Kuputuskan untuk tidak mandi. Aku
minta film saja. Untunglah aku sedikit tahan untuk malu-maluin. Aku sok akrab
sok dekat dengan penghuni asrama yang masih tersisa di lantai 4. Huft, aku
hanya mendapat satu film saja. Kak Hilma, sebagai pemasok film di sektor 4 B,
kakak harus membayar mahal untuk hal ini. Sekali kedip saja pasti sudah tamat
kutonton. Lebih baik aku say hello
dengan bunda dan satpam di bawah.
Aku menuruni tangga dengan tenang.
Tidak seperti biasanya. Aku berjalan tak perlu lagi merapat ke arah tembok.
Malah aku menggenggam besi hitam itu dengan erat sekali. Kalau perlu aku
meluncur di pegangan tangga bak di film-film India. Si usil Kak Kartika sedang
hibernasi di rumahnya. Dia tak bisa lagi menakut-nakutiku dengan cerita roh-roh
penghuni asramanya. Di sudut mana sang roh suka berdiri mengamati kami dan
jalur apa saja yang digemari oleh roh-roh tersebut untuk bergentayangan.
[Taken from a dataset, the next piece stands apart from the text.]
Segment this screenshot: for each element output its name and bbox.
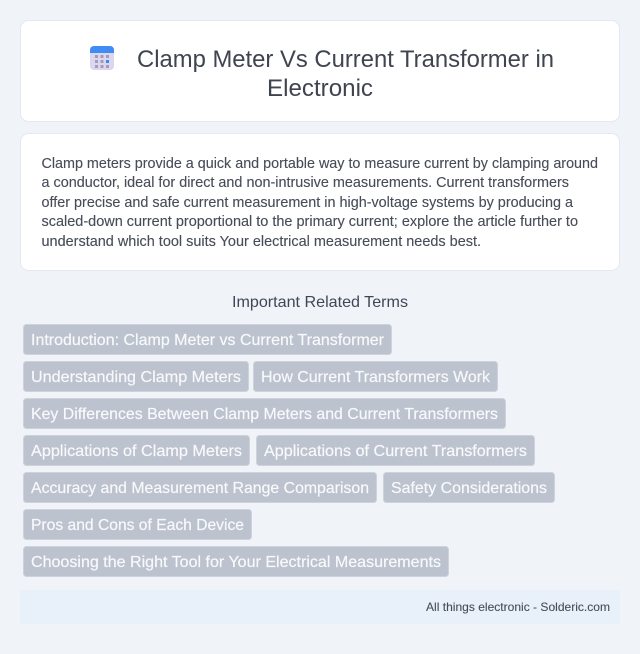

Sejatinya aku bukanlah gadis penakut kecuali kalau ditakut-takuti. Sambil berjalan, aku menatap ke arah
kamarnya. Biasanya dia sudah berdiri di sana sambil melontarkan ribuan
ocehannya untuk mengusili kami. Sambil berjalan aku belajar bagaimana menangkis
serangannya. Ouch, ternyata selera humorku perlu ditingkatkan lagi. Tentu saja
di masa hibernasinya saat ini, dia kian meningkatkan kesaktiannya tentang hal
itu.
Waktu berbuka puasa hampir tiba. Aku
mengambil nasi di lantai bawah. Hmm tak semenarik dulu. Tak banyak keributan.
Segera aku isi absen (kali ini aku hanya mengisi satu tanda tangan saja mesti
abang itu menyuruhku mengisi semuanya) dan berlalu menuju kamarku. Tiba di
tempat menonton TV dekat kamarku biasanya aku sudah disapa oleh Kak Emma, Kak Erni
dan Kak Sep yang mengeluhkan betapa tidak enaknya makanan hari ini sama seperti
kemaren, kemaren dan kemarennya lagi. Mungkin sama juga dengan besok-besok.
Untuk masalah menu makanan di asrama, banyak penghuni asrama ini sukses menjadi
peramal yang mahir. Kupandangi makananku. Huft, sepertinya aku ke KFC saja.
Aku melewati kamar 406 yang lampunya
mati. Hanya ada kardus sandal yang tidak sepenuh biasanya. Tak ada suara aduhai
merdu kak Fatma yang cukup peduli padaku
dengan menanyakan hal-hal kecil tentangku. Contohnya, gak pulang kampung Nty?
sudah makan? sendiri saja, yang lain pada kemana?
Aku masuk ke kamarku. Meletakkan
piring tak lagi di lantai tetapi di atas meja. Akupun makan di atas meja. Huek,
aku membuang makananku kemudian pergi mencuci satu piringku. Tempat mencuci piring
masih sama jeleknya. Yang beda, aku menghapus aktivitas berkata, “cintaaaaaa uo
uo uo uo” sambil menghadap ke arah jalan. Entah bernyanyi entah berteriak,
terserahlah. Aku hanya berani melakukannya bersama-sama dengan Rivo. Satu suara
tak cukup riuh membuat orang di jalan menggumamkan betapa gilanya para guru penghuni
asrama ini.
Setelah itu aku menyapu kamar. Aih, kamar ini
menjadi makin besar saja. Aku kerepotan. Memegang sapu, aku serasa melihat kak
Julianti. Dia yang mengajarkanku bagaimana menyapu lantai yang basah dan banyak
rambut. Andai saja ada kontes menyapu. Hihihi.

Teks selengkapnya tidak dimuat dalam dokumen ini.